Contributions

The Einstein Toolkit consists of diverse software components contributed by many different people and used by many more. The consortium welcomes all contributions to the toolkit including bug reports, feature requests, patches, to documentation and software.
Contribution Guidelines

Citation

The development of production level scientific software, such as the components of the Einstein Toolkit, represents the academic output of researchers. These scientific contributions should be acknowledged and respected on par with those solely based in theory or experiment.
Citation Guidelines

Guiding principles

The Einstein Toolkit is a collection of software components and tools for simulating and analyzing general relativistic astrophysical systems. Such systems include gravitational wave space-times, collisions of compact objects such as black holes or neutron stars, accretion onto compact objects, core collapse supernovae and Gamma-Ray Bursts.
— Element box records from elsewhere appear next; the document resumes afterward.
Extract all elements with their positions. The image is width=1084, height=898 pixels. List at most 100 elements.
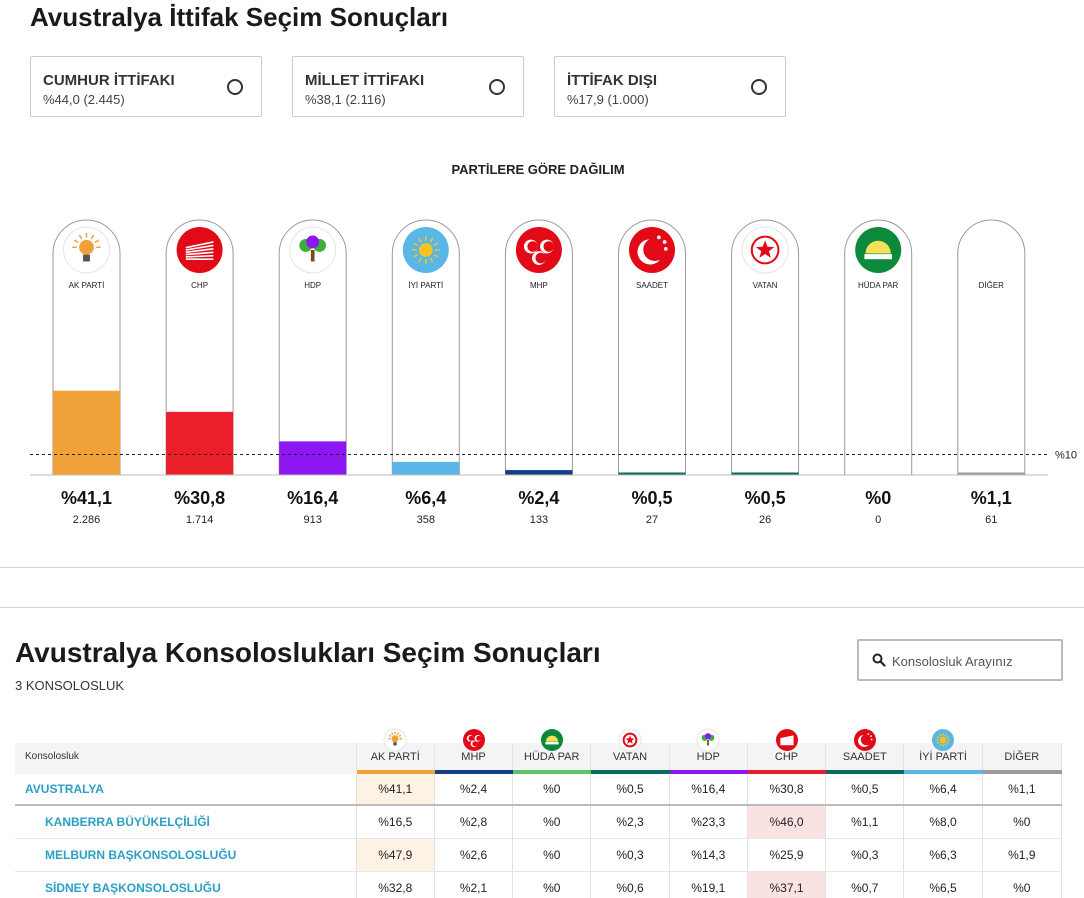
mhp-logo-icon — [462, 729, 485, 751]
saadet-logo-icon — [629, 227, 675, 273]
party-name: HÜDA PAR — [858, 281, 899, 290]
vote-count-label: 26 — [759, 514, 771, 526]
result-cell-vatan: %0,6 — [590, 871, 670, 898]
result-cell-hdp: %19,1 — [669, 871, 748, 898]
party-column-vatan: VATAN %0,5 26 — [731, 219, 800, 526]
saadet-logo-icon — [853, 729, 876, 751]
column-logo-cell — [513, 716, 591, 751]
consulate-name-link[interactable]: SİDNEY BAŞKONSOLOSLUĞU — [15, 871, 357, 898]
consulate-name-link[interactable]: MELBURN BAŞKONSOLOSLUĞU — [15, 838, 357, 872]
column-header-diger[interactable]: DİĞER — [982, 743, 1063, 774]
result-cell-diger: %0 — [982, 805, 1063, 839]
percent-label: %30,8 — [174, 488, 225, 508]
table-row[interactable]: SİDNEY BAŞKONSOLOSLUĞU %32,8 %2,1 %0 %0,6 %19… — [15, 871, 1063, 898]
result-cell-vatan: %0,3 — [590, 838, 670, 872]
consulate-search-box[interactable] — [857, 639, 1063, 681]
bar-ak-parti — [53, 390, 120, 475]
result-cell-mhp: %2,8 — [434, 805, 514, 839]
percent-label: %1,1 — [971, 488, 1012, 508]
bar-mhp — [505, 470, 573, 475]
bar-chp — [166, 411, 234, 475]
result-cell-huda-par: %0 — [512, 805, 592, 839]
bar-iyi-parti — [392, 461, 460, 475]
party-column-iyi-parti: İYİ PARTİ %6,4 358 — [391, 219, 460, 526]
party-column-ak-parti: AK PARTİ %41,1 2.286 — [52, 219, 121, 526]
result-cell-ak-parti: %32,8 — [356, 871, 435, 898]
result-cell-mhp: %2,4 — [434, 772, 514, 806]
table-row[interactable]: KANBERRA BÜYÜKELÇİLİĞİ %16,5 %2,8 %0 %2,3 %23… — [15, 805, 1063, 839]
mhp-logo-icon — [515, 227, 562, 273]
result-cell-diger: %1,1 — [982, 772, 1063, 806]
party-name: DİĞER — [979, 281, 1005, 290]
result-cell-hdp: %14,3 — [669, 838, 748, 872]
party-name: İYİ PARTİ — [408, 281, 443, 290]
result-cell-chp: %37,1 — [747, 871, 827, 898]
table-row[interactable]: AVUSTRALYA %41,1 %2,4 %0 %0,5 %16,4 %30,8 %0,5%… — [15, 772, 1063, 806]
column-header-consulate: Konsolosluk — [15, 743, 357, 774]
alliance-option-ittifak-disi[interactable]: İTTİFAK DIŞI %17,9 (1.000) — [554, 56, 786, 117]
bar-saadet — [618, 472, 686, 475]
ak-parti-logo-icon — [63, 226, 110, 274]
percent-label: %2,4 — [518, 488, 559, 508]
bar-diger — [957, 472, 1025, 475]
hdp-logo-icon — [289, 226, 337, 274]
table-row[interactable]: MELBURN BAŞKONSOLOSLUĞU %47,9 %2,6 %0 %0,3 %1… — [15, 838, 1063, 872]
result-cell-iyi-parti: %6,3 — [903, 838, 983, 872]
percent-label: %0,5 — [631, 488, 672, 508]
logo-spacer — [15, 716, 356, 743]
result-cell-vatan: %0,5 — [590, 772, 670, 806]
result-cell-chp: %25,9 — [747, 838, 827, 872]
party-name: HDP — [304, 281, 321, 290]
alliance-option-millet[interactable]: MİLLET İTTİFAKI %38,1 (2.116) — [292, 56, 524, 117]
consulate-name-link[interactable]: AVUSTRALYA — [15, 772, 357, 806]
result-cell-hdp: %23,3 — [669, 805, 748, 839]
radio-button[interactable] — [489, 79, 505, 95]
party-capsule — [957, 219, 1026, 475]
iyi-parti-logo-icon — [402, 227, 449, 273]
alliance-value: %17,9 (1.000) — [567, 92, 649, 107]
result-cell-saadet: %1,1 — [825, 805, 905, 839]
vote-count-label: 358 — [417, 514, 435, 526]
threshold-label: %10 — [1055, 450, 1077, 462]
result-cell-vatan: %2,3 — [590, 805, 670, 839]
result-cell-huda-par: %0 — [512, 772, 592, 806]
party-capsule — [504, 219, 573, 475]
consulate-name-link[interactable]: KANBERRA BÜYÜKELÇİLİĞİ — [15, 805, 357, 839]
percent-label: %41,1 — [61, 488, 112, 508]
consulates-title: Avustralya Konsoloslukları Seçim Sonuçla… — [15, 637, 601, 668]
result-cell-hdp: %16,4 — [669, 772, 748, 806]
chp-logo-icon — [775, 729, 798, 751]
party-column-huda-par: HÜDA PAR %0 0 — [844, 219, 913, 526]
alliance-name: CUMHUR İTTİFAKI — [43, 72, 175, 89]
search-icon — [872, 653, 886, 667]
iyi-parti-logo-icon — [932, 729, 955, 751]
bar-vatan — [731, 472, 799, 475]
consulates-count: 3 KONSOLOSLUK — [15, 678, 125, 693]
column-logo-cell — [826, 716, 904, 751]
party-column-mhp: MHP %2,4 133 — [504, 219, 573, 526]
party-capsule — [391, 219, 460, 475]
column-header-ak-parti[interactable]: AK PARTİ — [356, 743, 435, 774]
chp-logo-icon — [176, 227, 223, 273]
party-column-chp: CHP %30,8 1.714 — [165, 219, 234, 526]
percent-label: %0,5 — [745, 488, 786, 508]
result-cell-iyi-parti: %6,4 — [903, 772, 983, 806]
vote-count-label: 2.286 — [73, 514, 101, 526]
alliance-option-cumhur[interactable]: CUMHUR İTTİFAKI %44,0 (2.445) — [30, 56, 262, 117]
radio-button[interactable] — [227, 79, 243, 95]
vote-count-label: 61 — [985, 514, 997, 526]
result-cell-mhp: %2,6 — [434, 838, 514, 872]
column-logo-cell — [747, 716, 825, 751]
result-cell-ak-parti: %47,9 — [356, 838, 435, 872]
vote-count-label: 0 — [875, 514, 881, 526]
result-cell-huda-par: %0 — [512, 838, 592, 872]
radio-button[interactable] — [751, 79, 767, 95]
section-divider — [0, 607, 1084, 608]
consulate-search-input[interactable] — [892, 651, 1052, 671]
party-capsule — [278, 219, 347, 475]
column-logo-cell — [434, 716, 512, 751]
hdp-logo-icon — [696, 728, 720, 752]
alliance-name: MİLLET İTTİFAKI — [305, 72, 425, 89]
party-name: AK PARTİ — [69, 281, 105, 290]
party-name: CHP — [191, 281, 208, 290]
The Einstein Toolkit builds on numerous software efforts in the numerical relativity community including CactusEinstein, Whisky, and Carpet. The Einstein Toolkit currently uses the Cactus Framework as the underlying computational infrastructure that provides large-scale parallelization, general computational components, and a model for collaborative, portable code development.

Guiding principles for the design and implementation of the toolkit include:

  • Open, community-driven software development that encourages the sharing of code across the community, prevents code duplication and leads to sustainable support and development of essential code.
  • Well thought out and stable interfaces between components that enable multiple implementations of physics capabilities, and allow groups or individuals to concentrate on their areas of interest.
  • Separation of physics software from computational science infrastructure so that new technologies for large scale computing, processor accelerators, or parallel I/O can be easily integrated with science codes.
  • The provision of complete working production codes to provide: prototypes, standard benchmarks and testcases; codes that are available for and usable by the general astrophysics community; tools for new researchers and groups to enter this field; training and education for a new generation of researchers.
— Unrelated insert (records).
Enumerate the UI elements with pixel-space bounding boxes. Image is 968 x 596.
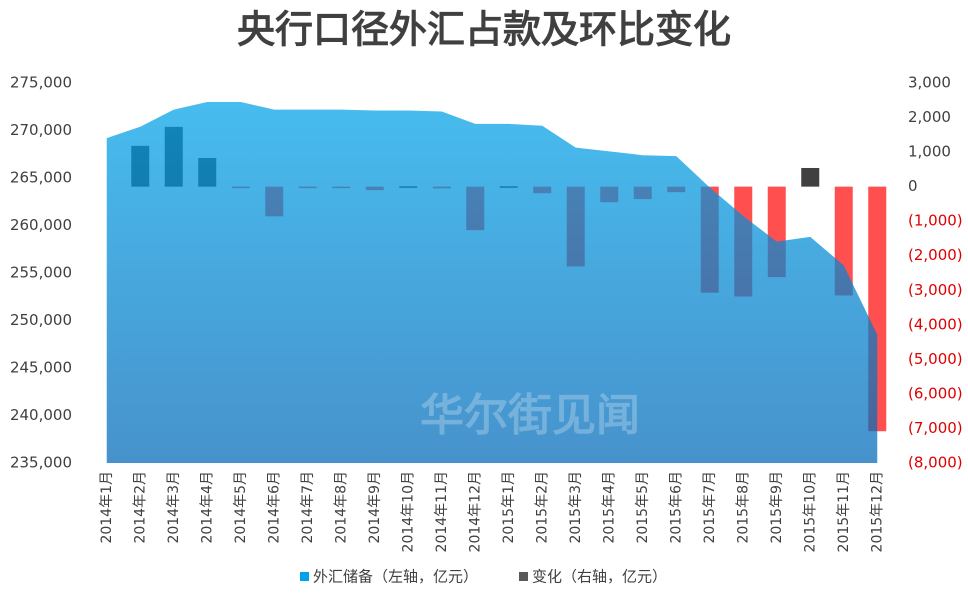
y-tick-label: 270,000	[10, 121, 72, 139]
x-tick-label: 2015年3月	[568, 471, 584, 544]
y2-tick-label: (7,000)	[908, 419, 963, 437]
legend-swatch	[519, 572, 528, 581]
y2-tick-label: (8,000)	[908, 454, 963, 472]
x-tick-label: 2014年4月	[199, 471, 215, 544]
y2-tick-label: (2,000)	[908, 246, 963, 264]
x-tick-label: 2015年5月	[635, 471, 651, 544]
x-tick-label: 2015年8月	[735, 471, 751, 544]
y-tick-label: 255,000	[10, 264, 72, 282]
legend-label: 外汇储备（左轴，亿元）	[313, 568, 478, 586]
y2-tick-label: 0	[908, 177, 918, 195]
x-tick-label: 2014年5月	[233, 471, 249, 544]
area	[106, 102, 878, 463]
y2-tick-label: 2,000	[908, 108, 951, 126]
watermark: 华尔街见闻	[420, 390, 640, 441]
y2-tick-label: 3,000	[908, 74, 951, 92]
x-tick-label: 2014年6月	[266, 471, 282, 544]
x-tick-label: 2014年9月	[367, 471, 383, 544]
x-tick-label: 2015年2月	[534, 471, 550, 544]
y-tick-label: 235,000	[10, 454, 72, 472]
legend-swatch	[300, 572, 309, 581]
y2-tick-label: (1,000)	[908, 212, 963, 230]
y2-tick-label: (5,000)	[908, 350, 963, 368]
x-tick-label: 2015年7月	[702, 471, 718, 544]
x-tick-label: 2015年9月	[769, 471, 785, 544]
x-tick-label: 2014年8月	[333, 471, 349, 544]
x-tick-label: 2015年4月	[601, 471, 617, 544]
x-tick-label: 2015年6月	[668, 471, 684, 544]
x-tick-label: 2015年11月	[836, 471, 852, 552]
y-tick-label: 240,000	[10, 406, 72, 424]
y-tick-label: 245,000	[10, 359, 72, 377]
x-tick-label: 2015年1月	[501, 471, 517, 544]
x-tick-label: 2014年11月	[434, 471, 450, 552]
y2-tick-label: (3,000)	[908, 281, 963, 299]
y-tick-label: 250,000	[10, 311, 72, 329]
bar	[801, 167, 820, 187]
y2-tick-label: 1,000	[908, 143, 951, 161]
x-tick-label: 2015年10月	[802, 471, 818, 552]
x-tick-label: 2014年2月	[132, 471, 148, 544]
x-tick-label: 2014年12月	[467, 471, 483, 552]
x-tick-label: 2014年7月	[300, 471, 316, 544]
x-tick-label: 2014年10月	[400, 471, 416, 552]
y2-tick-label: (6,000)	[908, 384, 963, 402]
x-tick-label: 2014年1月	[99, 471, 115, 544]
y-tick-label: 275,000	[10, 74, 72, 92]
chart-title: 央行口径外汇占款及环比变化	[237, 8, 731, 52]
x-tick-label: 2014年3月	[166, 471, 182, 544]
x-tick-label: 2015年12月	[869, 471, 885, 552]
y-tick-label: 265,000	[10, 169, 72, 187]
y-tick-label: 260,000	[10, 216, 72, 234]
legend-label: 变化（右轴，亿元）	[532, 568, 667, 586]
y2-tick-label: (4,000)	[908, 315, 963, 333]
The Toolkit includes a set of mix-and-match components (or Thorns) that support the development of codes for relativistic astrophysics. A number of full examples provide prototype, production examples of complete astrophysical codes including black hole spacetimes and relativistic hydrodynamical spacetimes.

The Einstein Toolkit uses a distributed model with its software modules either developed, distributed and supported by the core maintainers team, or by individual groups. Where modules are provided by external groups, we provide quality control for modules for inclusion in the toolkit and help coordinate support.

Through this effort we want to catalyze a consortium for the development and support for community infrastucture for relativistic astrophysics. Although currently the toolkit is based on Cactus, in the future we plan for the consortium to support other relevant community codes. In the shorter term we are building on the toolkit and interested in tools that interface with Cactus for initial data, post-processing and visualization.